When children’s rights and state sovereignty meet in migration law, their relationship becomes fraught with tensions. This could be a key reason why 15 of the 16 communications on which the CRC Committee on the Rights of the Child adopted views pursuant to Article 10(5) of the Optional Protocol providing a Communications Procedure (CRC OP3), concern the rights of children in a migration context.
The present case of V.A. v. Switzerland (CRC/C/85/D/56/2018) also concerns asylum seeking children. In it the CRC Committee found a violation of Article 12 CRC because the author’s two children, E.A and U.A (hereinafter: ‘the children’) had not been heard pending a Dublin transfer from Switzerland to Italy. Moreover, the fact that the Swiss authorities had not heard the two children on their traumatic migratory experiences demonstrated a lack of due diligence in assessing their best interests, amounting to a violation of Articles 3 and 12 of the CRC.

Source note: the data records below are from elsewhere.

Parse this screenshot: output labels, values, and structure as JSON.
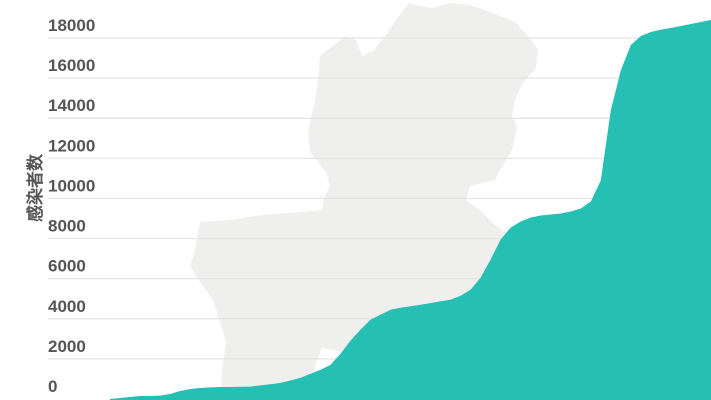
{
  "chart_data": {
    "type": "area",
    "title": "",
    "xlabel": "",
    "ylabel": "感染者数",
    "ylim": [
      0,
      18000
    ],
    "yticks": [
      0,
      2000,
      4000,
      6000,
      8000,
      10000,
      12000,
      14000,
      16000,
      18000
    ],
    "grid": true,
    "legend": "none",
    "series": [
      {
        "values": [
          0,
          50,
          100,
          150,
          150,
          170,
          250,
          400,
          500,
          550,
          580,
          600,
          600,
          610,
          620,
          680,
          740,
          800,
          920,
          1050,
          1250,
          1450,
          1700,
          2250,
          2900,
          3450,
          3950,
          4200,
          4450,
          4550,
          4620,
          4700,
          4780,
          4870,
          4950,
          5150,
          5450,
          6050,
          6950,
          7950,
          8550,
          8850,
          9050,
          9150,
          9200,
          9250,
          9350,
          9500,
          9850,
          10900,
          14400,
          16400,
          17650,
          18100,
          18300,
          18420,
          18500,
          18600,
          18700,
          18800,
          18900
        ]
      }
    ],
    "colors": {
      "area": "#25bfb4",
      "grid": "#e3e3e3",
      "map_background": "#efefee",
      "text": "#555555"
    }
  }
}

The author’s claims under Article 2 (non-discrimination), Article 6(2) (right to life, survival and development), Article 24 (right to the highest attainable standard of health) and Article 37 (protection against inhuman and degrading treatment) of the CRC were considered inadmissible. Although the CRC Committee declared the author’s claim under Article 22 CRC (protection of refugee and asylum seeking children) admissible, it did not engage with this provision in its consideration of the merits.